UPDATE 2-米10月耐久財コア受注0.5%減、出荷は堅調維持 FRB利上げ軌道保つ見通し – ロイター



* 10月の米耐久財受注、国防関連を除くベースで前月比-0.8%=商務省

* 10月の米耐久財受注、前月比-1.2%(予想:+0.3%)=商務省

* 10月の米耐久財受注、輸送機器を除くベースで前月比+0.4%(予想:+0.5%)=商務省

* 10月の米耐久財受注、航空機除く非国防資本財は前月比-0.5%(予想:+0.5%)=商務省 (エコノミストのコメントなどを追加しました)

[ワシントン 22日 ロイター] – 米商務省が22日発表した10月の耐久財受注統計は、民間設備投資の先行指標とされるコア資本財(非国防資本財から航空機を除く)の受注が前月比0.5%減と、2016年9月以来の大幅な落ち込みだった。0.5%増との市場予想に反し、4カ月ぶりにマイナスへ転じた。ただ出荷は伸び続け、企業の設備投資や経済活動は底堅いことを示唆した。

9月の数字は当初発表の1.7%増から2.1%増へ上方改定された。10月の前年同月比は4.4%増だった。
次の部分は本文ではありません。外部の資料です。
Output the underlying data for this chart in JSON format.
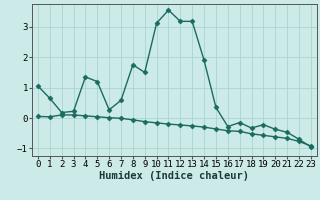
{
  "xlabel": "Humidex (Indice chaleur)",
  "background_color": "#cceae8",
  "grid_color": "#aad4d0",
  "line_color": "#1a6b5e",
  "xlim": [
    -0.5,
    23.5
  ],
  "ylim": [
    -1.25,
    3.75
  ],
  "xticks": [
    0,
    1,
    2,
    3,
    4,
    5,
    6,
    7,
    8,
    9,
    10,
    11,
    12,
    13,
    14,
    15,
    16,
    17,
    18,
    19,
    20,
    21,
    22,
    23
  ],
  "yticks": [
    -1,
    0,
    1,
    2,
    3
  ],
  "line1_x": [
    0,
    1,
    2,
    3,
    4,
    5,
    6,
    7,
    8,
    9,
    10,
    11,
    12,
    13,
    14,
    15,
    16,
    17,
    18,
    19,
    20,
    21,
    22,
    23
  ],
  "line1_y": [
    1.05,
    0.65,
    0.18,
    0.22,
    1.35,
    1.2,
    0.27,
    0.58,
    1.75,
    1.5,
    3.12,
    3.55,
    3.18,
    3.18,
    1.9,
    0.35,
    -0.28,
    -0.15,
    -0.33,
    -0.22,
    -0.37,
    -0.47,
    -0.7,
    -0.95
  ],
  "line2_x": [
    0,
    1,
    2,
    3,
    4,
    5,
    6,
    7,
    8,
    9,
    10,
    11,
    12,
    13,
    14,
    15,
    16,
    17,
    18,
    19,
    20,
    21,
    22,
    23
  ],
  "line2_y": [
    0.05,
    0.04,
    0.1,
    0.1,
    0.07,
    0.04,
    0.01,
    -0.01,
    -0.06,
    -0.12,
    -0.16,
    -0.2,
    -0.23,
    -0.26,
    -0.3,
    -0.36,
    -0.42,
    -0.44,
    -0.52,
    -0.57,
    -0.62,
    -0.67,
    -0.77,
    -0.92
  ],
  "marker": "D",
  "marker_size": 2.5,
  "line_width": 1.0,
  "tick_fontsize": 6.5,
  "xlabel_fontsize": 7.5
}
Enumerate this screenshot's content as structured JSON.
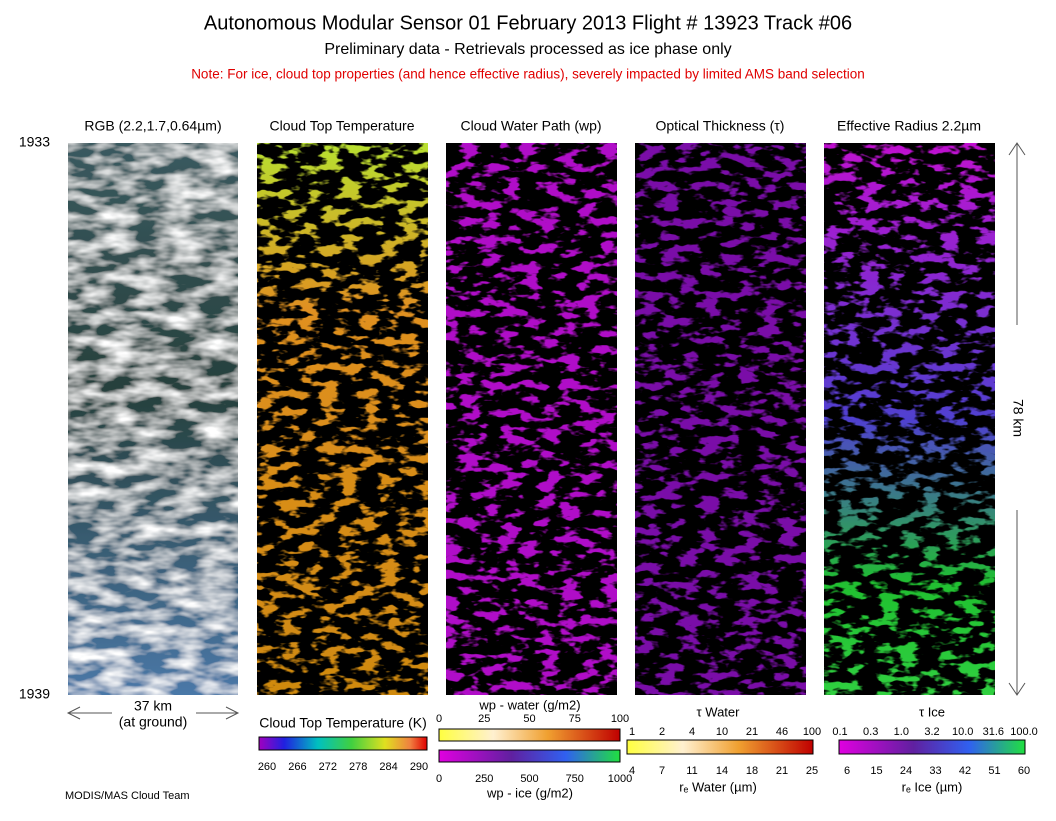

国内総生産(GDP)の設備投資の算出に用いられるコア資本財の出荷は前月比0.4%増だった。9月は1.2%増加していた。コア資本財の出荷は2月以来、増加し続けている。トランプ米大統領と米議会の共和党が大幅な法人税引き下げ法案を押し通すとの期待が一因だ。

コア資本財の出荷は3カ月ベースでは年率13.1%増加。JPモルガン(ニューヨーク)のエコノミスト、ダニエル・シルバー氏は「10月まで出荷が堅調なトレンドにあることは、機器への投資が第4・四半期も引き続き力強さを維持することを示している」とし、「第4・四半期の実質GDPは予想を上振れる可能性があるとみている」と述べた。

企業の設備投資はここ4四半期にわたり、GDPの押し上げ要因となっている。第4・四半期もGDPを底堅く押し上げる方向に働くとみられる。第3・四半期GDPは年率で3.0%増だった。

底堅い設備投資は、米経済の約12%を占める製造業の追い風となっている。企業投資が堅調であると同時に労働市場の引き締まりが継続していることで、市場では連邦準備理事会(FRB)は来月の会合で利上げを決定する軌道から外れないとの見方が出ている。

MUFG(ニューヨーク)の首席エコノミスト、クリス・ラプキー氏は「今年の企業投資のトレンドが良好になっていることに連邦準備理事会(FRB)は満足すると考えている」とし、「企業投資の一段の進展が目的なら、金利をこれほどの低水準にとどめる必要はない」との見方を示した。

10月は、機械と電気機器、家電、一次金属、コンピューター・電子製品が増加した。

全体としての耐久財受注は前月比1.2%減。輸送機器が4.3%減少し、全体水準を押し下げた。耐久財はトースターから航空機まで、3年以上使われるモノを指す。9月の耐久財受注は2.2%増だった。

ナロフ・エコノミック・アドバイザーズ(ペンシルバニア州)の首席エコノミスト、ジョエル・ナロフ氏は「法人税率引き下げが実現する可能性が高くなるなか、企業投資がこの先に増加する公算は大きくなっている」としている。